Mysql million-level paging optimization general paging

Data paging is very common in web pages. Paging is usually limit start,offset, and then start is calculated according to the page number page.

Select * from user limit * * 1 / 2 / 2 / 2 / 2 / 2 / 2 / 2 / 2 / 2 / 2 / 2 / 2 / 2 / 2 / 2 / 2 / 2 / 2 / 2 / 2 / 2 / 2 / 2 / 2 / 2 / 2 / 2 / 2 / 2 / 2 / 2 / 2 / 2 / 2 / 2 / 2 / 2 / 2 / 2 / 2 / 2 / 2 / 2 / 2 / 2 / 2 / 2 / 2 / 2 / 2 / 2 / 2 / 2 / 2 / 2 / 2 / 2 / 2 / 2 / 2 / 2 / 2 / 2 / 2 / 2 / 2 / 2 / 2 / 2 / 2 / 2 / 2 / 2 / 2 / 2 / 2 / 2 / 2 / 2 / 2 / 2 / 2 / 2 / 2 / 2 / 2 / 2 / 2 / 2 / 2 / 2 / 2, select * from user limit * / 1 / 2 /

When this kind of paging is in the hundreds of thousands, the paging efficiency will be relatively low, and MySQL needs to be calculated all the time from the beginning, which greatly affects the efficiency.

SELECT * from user limit * * 100001s explain SELECT * * 100001s explain SELECT * * 100001s * * 100001s * * 100001s * * 100001s * * 100001s * * 100001s * * 100001s * * 100001s

We can parse the following statement with explain, without using any index, and the number of rows executed by MySQL is 16W, so we can use the index to implement paging.

Optimize paging

Use primary key indexes to optimize data paging

Select * from user where id > (select id from user where id > = * * 100000mm * limit * * 1mm *) limit * * 20cycles; / / time * * 0room.003s

Using the explain parsing statement, MySQL scanned 8 rows this time, and the time was greatly reduced.

Explain select * from user where id > (select id from user where id > = * * 100000mm * limit * * 1mm *) limit * * 20cycles;! [] (https://oscimg.oschina.net/oscnet/05fffbffc5e3ef9add4719846ad53f25099.jpg) Summary

When the amount of data is large, we try to use the index to optimize the statement.

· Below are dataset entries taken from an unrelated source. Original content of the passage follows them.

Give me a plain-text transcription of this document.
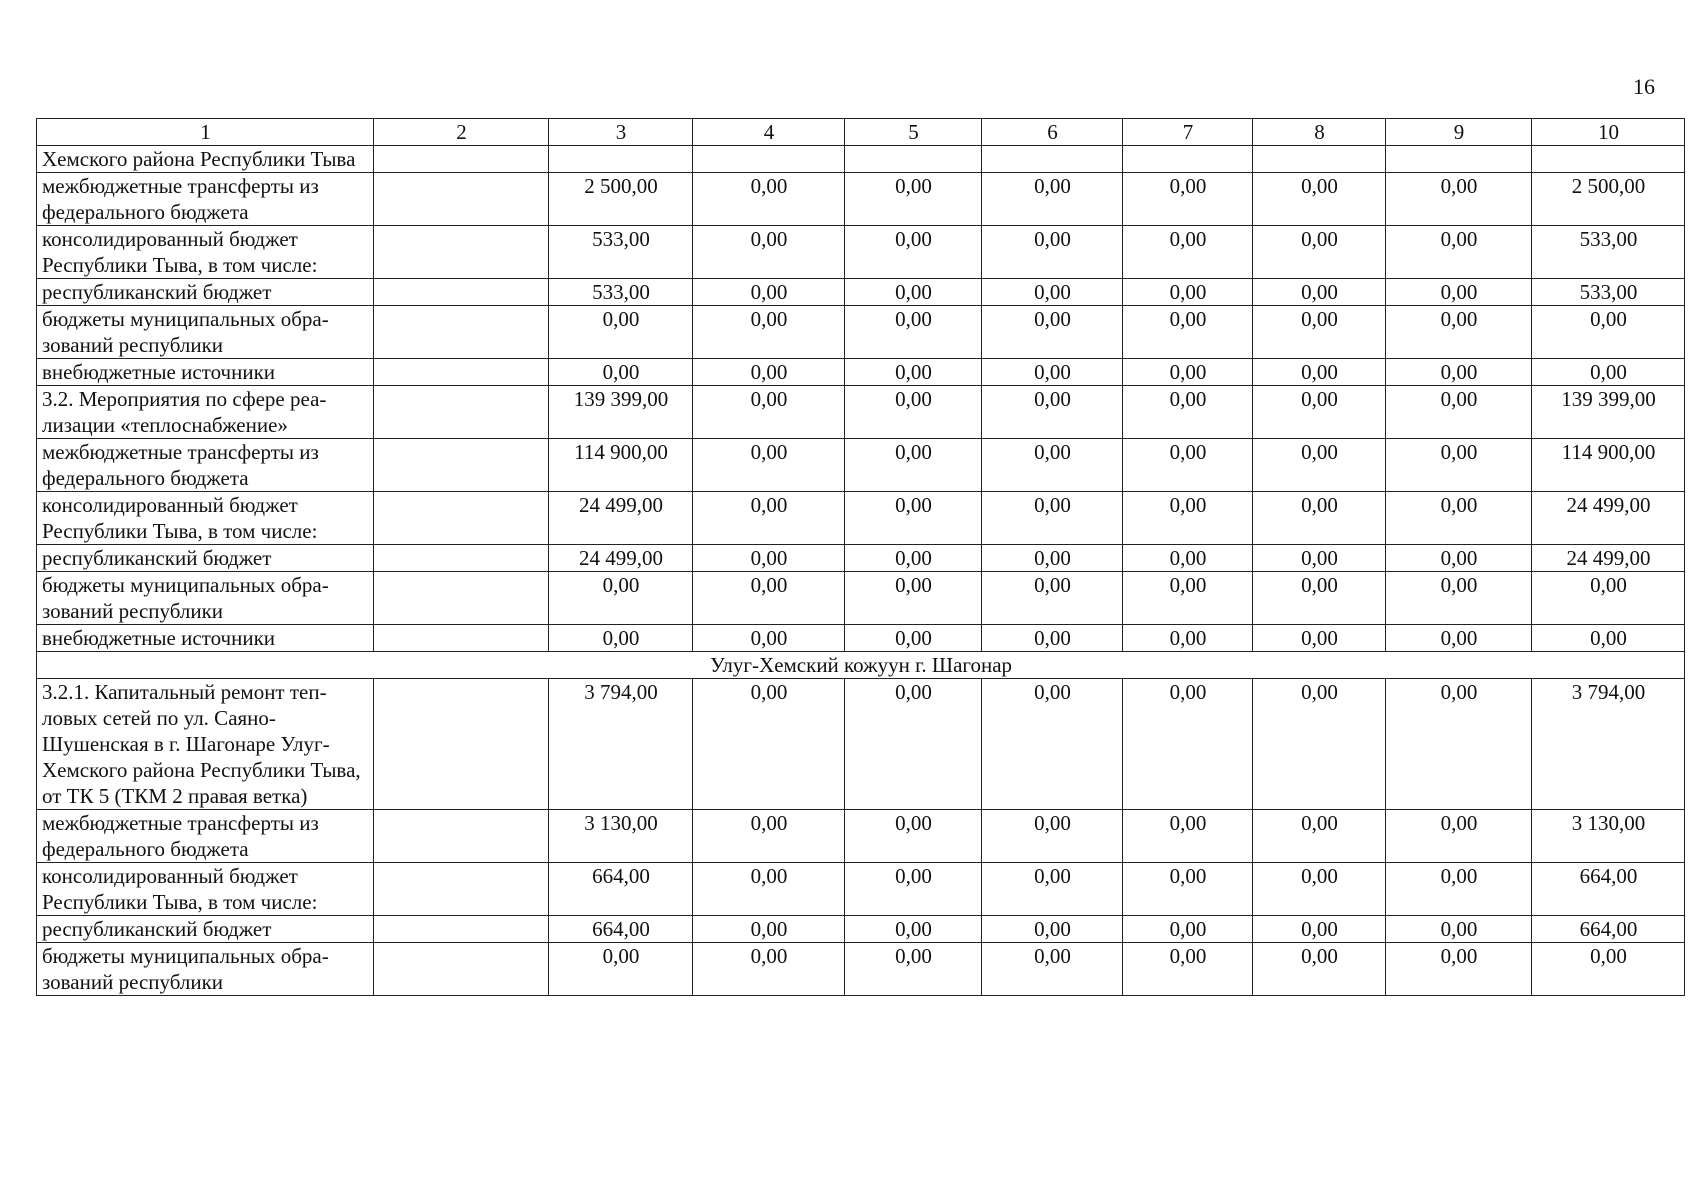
16
1	2	3	4	5	6	7	8	9	10
Хемского района Республики Тыва									
межбюджетные трансферты из федерального бюджета		2 500,00	0,00	0,00	0,00	0,00	0,00	0,00	2 500,00
консолидированный бюджет Республики Тыва, в том числе:		533,00	0,00	0,00	0,00	0,00	0,00	0,00	533,00
республиканский бюджет		533,00	0,00	0,00	0,00	0,00	0,00	0,00	533,00
бюджеты муниципальных обра- зований республики		0,00	0,00	0,00	0,00	0,00	0,00	0,00	0,00
внебюджетные источники		0,00	0,00	0,00	0,00	0,00	0,00	0,00	0,00
3.2. Мероприятия по сфере реа- лизации «теплоснабжение»		139 399,00	0,00	0,00	0,00	0,00	0,00	0,00	139 399,00
межбюджетные трансферты из федерального бюджета		114 900,00	0,00	0,00	0,00	0,00	0,00	0,00	114 900,00
консолидированный бюджет Республики Тыва, в том числе:		24 499,00	0,00	0,00	0,00	0,00	0,00	0,00	24 499,00
республиканский бюджет		24 499,00	0,00	0,00	0,00	0,00	0,00	0,00	24 499,00
бюджеты муниципальных обра- зований республики		0,00	0,00	0,00	0,00	0,00	0,00	0,00	0,00
внебюджетные источники		0,00	0,00	0,00	0,00	0,00	0,00	0,00	0,00
Улуг-Хемский кожуун г. Шагонар									
3.2.1. Капитальный ремонт теп- ловых сетей по ул. Саяно- Шушенская в г. Шагонаре Улуг- Хемского района Республики Тыва, от ТК 5 (ТКМ 2 правая ветка)		3 794,00	0,00	0,00	0,00	0,00	0,00	0,00	3 794,00
межбюджетные трансферты из федерального бюджета		3 130,00	0,00	0,00	0,00	0,00	0,00	0,00	3 130,00
консолидированный бюджет Республики Тыва, в том числе:		664,00	0,00	0,00	0,00	0,00	0,00	0,00	664,00
республиканский бюджет		664,00	0,00	0,00	0,00	0,00	0,00	0,00	664,00
бюджеты муниципальных обра- зований республики		0,00	0,00	0,00	0,00	0,00	0,00	0,00	0,00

If the above optimization method is not a primary key index, the query efficiency is even lower than the first one. We can first use explain to analyze statements to see the execution order and performance of statements.

Reproduced at: https://my.oschina.net/alicoder/blog/3097141

Welcome to subscribe "Shulou Technology Information " to get latest news, interesting things and hot topics in the IT industry, and controls the hottest and latest Internet news, technology news and IT industry trends.

*The comments in the above article only represent the author's personal views and do not represent the views and positions of this website. If you have more insights, please feel free to contribute and share.